I feel the same way. The issue of skankily dressed primary school-aged girls was taken up in Macleans' (a Canadian political/current events magazine) last January... I discussed it in brief here if you're interested:

Also in the same issue of the mag (which I wish I had been able to keep) there was an article saying that historically girls have been dressed like women. It's only in 18th/19th Century with the Romantic movement that girl's hemlines went up to their knees and such... so it was saying that if women are dressing overtly sexually then it follows that little girls will.

I think it's tough. As a feminist, I think women should be free to wear whatever. That some wear mini-skirts and bustiers is proof that they can... unfortunately we're not in a perfect world, so if one chooses to dress like that, she'll have to deal with the attention. Maybe she feels it's empowering?

mice said...

Personally, I do like it when women dress like as we say Da hoochies.

I don't like it for the reason that you think I like it. These gals do not appeal to me. I am not turned on by the lack of decorum and good taste.

I do think it is outlandish and funny. Same as I enjoy seeing the dudes whose pants are falling down and their baseball cap somehow can't be put on straight for some unknown reason.

People watching is one of my last remaining joys.

Now if the person is related to me, that is not funny in the least.

ccroceiii said...


I can only assume your diet is going well, otherwise your posting would be anger and outrage at a woman making an object of herself.

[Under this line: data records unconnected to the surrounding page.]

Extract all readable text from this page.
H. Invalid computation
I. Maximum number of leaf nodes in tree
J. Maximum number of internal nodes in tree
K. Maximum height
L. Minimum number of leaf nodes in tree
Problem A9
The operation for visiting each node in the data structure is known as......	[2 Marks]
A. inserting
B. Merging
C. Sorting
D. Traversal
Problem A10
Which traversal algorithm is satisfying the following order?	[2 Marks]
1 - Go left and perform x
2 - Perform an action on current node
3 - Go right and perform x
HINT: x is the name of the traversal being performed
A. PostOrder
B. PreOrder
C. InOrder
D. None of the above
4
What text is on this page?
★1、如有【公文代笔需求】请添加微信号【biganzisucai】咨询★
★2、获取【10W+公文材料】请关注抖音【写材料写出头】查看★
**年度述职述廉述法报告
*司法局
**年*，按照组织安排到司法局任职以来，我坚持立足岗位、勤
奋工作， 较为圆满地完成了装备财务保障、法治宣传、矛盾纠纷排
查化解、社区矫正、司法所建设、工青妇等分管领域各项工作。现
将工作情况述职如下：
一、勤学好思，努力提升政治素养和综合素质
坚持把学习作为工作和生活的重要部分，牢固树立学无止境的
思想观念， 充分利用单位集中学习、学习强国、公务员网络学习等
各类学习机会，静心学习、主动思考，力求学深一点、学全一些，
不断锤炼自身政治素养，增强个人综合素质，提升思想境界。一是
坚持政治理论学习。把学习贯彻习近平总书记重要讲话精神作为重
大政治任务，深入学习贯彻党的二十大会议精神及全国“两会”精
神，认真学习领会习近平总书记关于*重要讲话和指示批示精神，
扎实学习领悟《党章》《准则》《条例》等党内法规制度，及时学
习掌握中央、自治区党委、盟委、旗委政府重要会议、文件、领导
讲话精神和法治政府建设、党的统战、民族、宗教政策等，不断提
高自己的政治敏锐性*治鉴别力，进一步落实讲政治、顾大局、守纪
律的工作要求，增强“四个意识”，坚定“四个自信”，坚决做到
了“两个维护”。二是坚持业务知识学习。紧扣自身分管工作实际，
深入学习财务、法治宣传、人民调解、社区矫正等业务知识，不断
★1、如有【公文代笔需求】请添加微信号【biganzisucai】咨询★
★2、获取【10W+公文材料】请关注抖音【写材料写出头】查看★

I wish I could wear clothing that would make women look at me like men look at women who are dressed as you described. (Nice run-on sentence, huh?) If a man tried to pull off what your gender does daily, we would only attract scorn... or be given directions to the nearest gay pride parade.

KEHutchinson said...

Charles, I think you missed some of what I wrote; I *do* object to a woman making an object of herself, but I support her right to do so. It infuriates me, but if I'm going to support free speech, I must support it in all its low-ridered glory.

WorkingDefinition said...

Ain't that the bitch. Like the ACLU or the 2nd Amendment... you can't selectively enforce, or can you? Have we fallen into false purity traps?